This is a good article that brings about some points that “maybe” have not been mentioned yet. This is Dr. Halamka giving his run down on what they have been and are doing to prepare for the transition. First of all the money here and he estimates the cost will be around 8 million when done, and that is done with the work leading up to the change.
This is a good point here too, 146 systems that will need to be modified. ICD10 touches everything and everybody just about. He had to double the size of the coding staff and assumes a 50% reduction in productivity that will be forever and not change. He evens said they may have to use off shore coding which he pretty much leaves as a last resort if an ample amount of billers can’t be hired and kept on board as they leave it better opportunities come up.
Right now he stated none of the computer assisted was mature enough to add to their work flow. Many projects in the IT area has to be deferred as the focus has been on ICD10. So far there’s two and a half years invested. The original cost estimate of $600,000 for the hospital to convert is long gone, as he stated around $8 million instead. Also interesting to hear him mention the level of irritation with leadership in not understanding federal mandates too as they see this as being distractions (well don’t we all really) but as the good doctor says, 60% of the revenue cycle of the hospital is at risk so there’s the best reason right there to take it seriously…a big chunk of money.
In addition, and I’m sure other will chime in here too will be the auditing down the road. Shoot with what we see now can you imagine future audits with ICD 10 codes? They will be there and probably become part of the CMS nickel and dime analytics that also just go on forever. Below is a good example with the eRX program where the CMS data was not reliable and look what auditing they will be doing over their own mistakes. Of course we know the problem here is going back in time when that money has already been spent.
CMS Fiddling Around Now With eRX Program To Audit and See If Claims Submitted Failed, They Want To Get Some Money Back As “Their CMS” Programs Have Data Integrity Issues…
After you read this it’s almost laughable that CMS until recently was not even going to do any end to end testing! I don’t what’s wrong with those folks and said they should have additional testing after the first run as well. When things were in silos, testing was still needed but it was not as complex as we have out there today with everything connected. BD
WALTHAM, MASS.--It’s not the new code set of ICD-10, it’s getting meaningful data into the new codes that concerns John Halamka, MD, CIO of Beth Israel Deaconess Medical Center (BIDMC) in Boston, speaking at the Massachusetts Health Data Consortium’s March 10 conference on ICD-10 implementation.
BIDMC has been working on ICD-10 implementation for two-and-a-half years, including a complete redesign of workflows and retraining of every physician, nurse and member of business teams. The original ICD-10 regulations estimated an organization like BIDMC would need to spend $600,000 to successfully make the transition. Halamka said he has spent about $5 million and expects to reach about $8 million before the effort is complete.
Halamka also said he is concerned about being “audit-proof” when recovery audit contractors come. It will be “bounty hunters’ delight as they find the disconnect between what we actually documented and what we coded. That’s the technical dilemma.”

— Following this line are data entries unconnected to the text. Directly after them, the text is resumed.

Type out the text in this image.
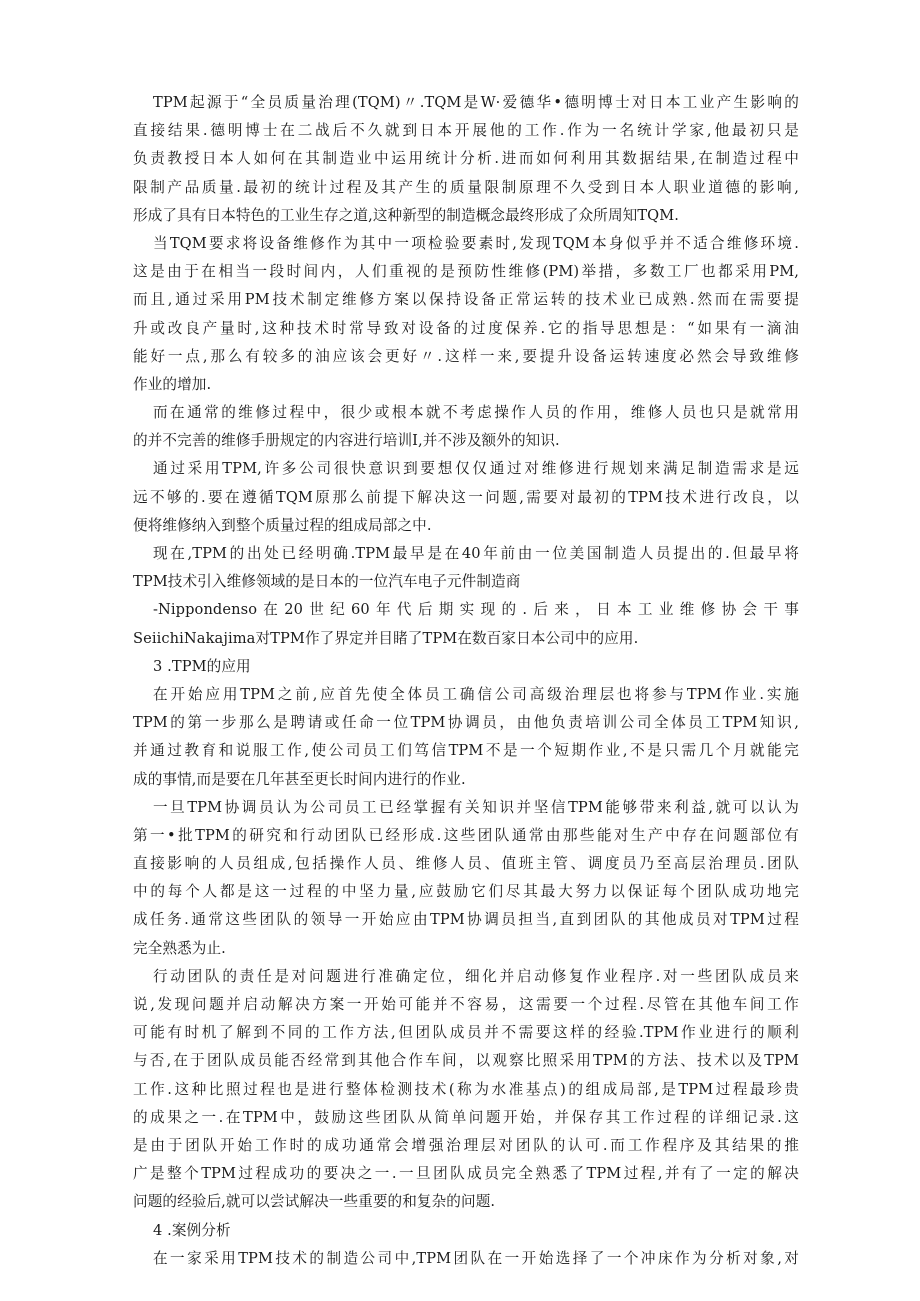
TPM起源于“全员质量治理(TQM)〃.TQM是W·爱德华•德明博士对日本工业产生影响的
直接结果.德明博士在二战后不久就到日本开展他的工作.作为一名统计学家,他最初只是
负责教授日本人如何在其制造业中运用统计分析.进而如何利用其数据结果,在制造过程中
限制产品质量.最初的统计过程及其产生的质量限制原理不久受到日本人职业道德的影响,
形成了具有日本特色的工业生存之道,这种新型的制造概念最终形成了众所周知TQM.
当TQM要求将设备维修作为其中一项检验要素时,发现TQM本身似乎并不适合维修环境.
这是由于在相当一段时间内，人们重视的是预防性维修(PM)举措，多数工厂也都采用PM,
而且,通过采用PM技术制定维修方案以保持设备正常运转的技术业已成熟.然而在需要提
升或改良产量时,这种技术时常导致对设备的过度保养.它的指导思想是：“如果有一滴油
能好一点,那么有较多的油应该会更好〃.这样一来,要提升设备运转速度必然会导致维修
作业的增加.
而在通常的维修过程中，很少或根本就不考虑操作人员的作用，维修人员也只是就常用
的并不完善的维修手册规定的内容进行培训I,并不涉及额外的知识.
通过采用TPM,许多公司很快意识到要想仅仅通过对维修进行规划来满足制造需求是远
远不够的.要在遵循TQM原那么前提下解决这一问题,需要对最初的TPM技术进行改良，以
便将维修纳入到整个质量过程的组成局部之中.
现在,TPM的出处已经明确.TPM最早是在40年前由一位美国制造人员提出的.但最早将
TPM技术引入维修领域的是日本的一位汽车电子元件制造商
-Nippondenso在20世纪60年代后期实现的.后来，日本工业维修协会干事
SeiichiNakajima对TPM作了界定并目睹了TPM在数百家日本公司中的应用.
3 .TPM的应用
在开始应用TPM之前,应首先使全体员工确信公司高级治理层也将参与TPM作业.实施
TPM的第一步那么是聘请或任命一位TPM协调员，由他负责培训公司全体员工TPM知识,
并通过教育和说服工作,使公司员工们笃信TPM不是一个短期作业,不是只需几个月就能完
成的事情,而是要在几年甚至更长时间内进行的作业.
一旦TPM协调员认为公司员工已经掌握有关知识并坚信TPM能够带来利益,就可以认为
第一•批TPM的研究和行动团队已经形成.这些团队通常由那些能对生产中存在问题部位有
直接影响的人员组成,包括操作人员、维修人员、值班主管、调度员乃至高层治理员.团队
中的每个人都是这一过程的中坚力量,应鼓励它们尽其最大努力以保证每个团队成功地完
成任务.通常这些团队的领导一开始应由TPM协调员担当,直到团队的其他成员对TPM过程
完全熟悉为止.
行动团队的责任是对问题进行准确定位，细化并启动修复作业程序.对一些团队成员来
说,发现问题并启动解决方案一开始可能并不容易，这需要一个过程.尽管在其他车间工作
可能有时机了解到不同的工作方法,但团队成员并不需要这样的经验.TPM作业进行的顺利
与否,在于团队成员能否经常到其他合作车间，以观察比照采用TPM的方法、技术以及TPM
工作.这种比照过程也是进行整体检测技术(称为水准基点)的组成局部,是TPM过程最珍贵
的成果之一.在TPM中，鼓励这些团队从简单问题开始，并保存其工作过程的详细记录.这
是由于团队开始工作时的成功通常会增强治理层对团队的认可.而工作程序及其结果的推
广是整个TPM过程成功的要决之一.一旦团队成员完全熟悉了TPM过程,并有了一定的解决
问题的经验后,就可以尝试解决一些重要的和复杂的问题.
4 .案例分析
在一家采用TPM技术的制造公司中,TPM团队在一开始选择了一个冲床作为分析对象,对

BIDMC has 146 different systems that have to be modified and fully tested for ICD-10, he said, to ensure that physicians will get the right code out to the billing agency.

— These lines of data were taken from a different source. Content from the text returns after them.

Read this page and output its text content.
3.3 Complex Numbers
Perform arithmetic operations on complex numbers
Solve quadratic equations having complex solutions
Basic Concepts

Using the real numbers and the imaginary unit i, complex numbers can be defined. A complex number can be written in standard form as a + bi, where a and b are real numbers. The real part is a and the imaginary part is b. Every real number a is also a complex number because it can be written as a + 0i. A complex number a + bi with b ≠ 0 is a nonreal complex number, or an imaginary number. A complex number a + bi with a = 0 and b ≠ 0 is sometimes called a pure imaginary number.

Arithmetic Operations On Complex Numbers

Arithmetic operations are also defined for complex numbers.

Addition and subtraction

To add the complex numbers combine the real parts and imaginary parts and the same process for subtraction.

Halamka said he has had no choice but to double his coding staff because “we have assumed that we will have a 50 percent reduction in productivity and that’s not short term—that’s a forever expense.”
As of initial testing results, “we were passing 835s successfully. So far so good. We can mechanically pass a code but whether the code is accurate, relevant or auditable--that’s a totally different problem.”
Rather than just working to meet the Oct. 1 implementation, Halamka said “ICD-10 is the gift that keeps on giving. ICD-10 has to still be on the docket as one of our major projects” for some time to come.